ECG-Agent: On-Device Tool-Calling Agent for ECG Multi-Turn Dialogue
This addresses the problem of limited real-world usability in ECG analysis for medical professionals or patients by enabling efficient, accurate multi-turn dialogues on devices, though it appears incremental as it builds on existing LLM and tool-calling paradigms.
The authors tackled the lack of multi-turn conversational ability, on-device efficiency, and precise ECG measurement understanding in existing models by introducing ECG-Agent, an LLM-based tool-calling agent for ECG dialogue, which outperformed baseline ECG-LLMs in response accuracy and showed on-device agents achieving comparable performance to larger ones.

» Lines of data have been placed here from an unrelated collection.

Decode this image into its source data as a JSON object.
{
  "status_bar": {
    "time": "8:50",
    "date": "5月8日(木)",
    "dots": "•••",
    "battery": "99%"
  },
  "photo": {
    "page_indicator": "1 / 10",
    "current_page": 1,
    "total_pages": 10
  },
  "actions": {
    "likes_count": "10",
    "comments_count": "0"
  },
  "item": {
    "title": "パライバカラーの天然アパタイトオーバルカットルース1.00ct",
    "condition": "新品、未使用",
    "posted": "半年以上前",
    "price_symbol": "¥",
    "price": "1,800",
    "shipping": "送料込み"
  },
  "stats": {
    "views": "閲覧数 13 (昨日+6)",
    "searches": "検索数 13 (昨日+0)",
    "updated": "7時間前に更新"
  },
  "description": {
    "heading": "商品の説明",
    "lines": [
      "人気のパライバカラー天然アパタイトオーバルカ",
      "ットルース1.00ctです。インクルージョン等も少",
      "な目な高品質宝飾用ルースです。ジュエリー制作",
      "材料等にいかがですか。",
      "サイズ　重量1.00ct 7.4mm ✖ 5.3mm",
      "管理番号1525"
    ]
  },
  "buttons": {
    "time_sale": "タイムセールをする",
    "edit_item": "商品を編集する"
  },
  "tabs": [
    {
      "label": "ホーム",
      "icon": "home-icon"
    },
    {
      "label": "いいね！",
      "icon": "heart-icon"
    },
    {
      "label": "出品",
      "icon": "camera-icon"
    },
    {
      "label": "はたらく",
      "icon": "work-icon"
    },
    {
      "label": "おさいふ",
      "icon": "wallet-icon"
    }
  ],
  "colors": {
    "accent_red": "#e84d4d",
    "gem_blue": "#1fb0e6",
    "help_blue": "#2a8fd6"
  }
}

Recent advances in Multimodal Large Language Models have rapidly expanded to electrocardiograms, focusing on classification, report generation, and single-turn QA tasks. However, these models fall short in real-world scenarios, lacking multi-turn conversational ability, on-device efficiency, and precise understanding of ECG measurements such as the PQRST intervals. To address these limitations, we introduce ECG-Agent, the first LLM-based tool-calling agent for multi-turn ECG dialogue. To facilitate its development and evaluation, we also present ECG-Multi-Turn-Dialogue (ECG-MTD) dataset, a collection of realistic user-assistant multi-turn dialogues for diverse ECG lead configurations. We develop ECG-Agents in various sizes, from on-device capable to larger agents. Experimental results show that ECG-Agents outperform baseline ECG-LLMs in response accuracy. Furthermore, on-device agents achieve comparable performance to larger agents in various evaluations that assess response accuracy, tool-calling ability, and hallucinations, demonstrating their viability for real-world applications.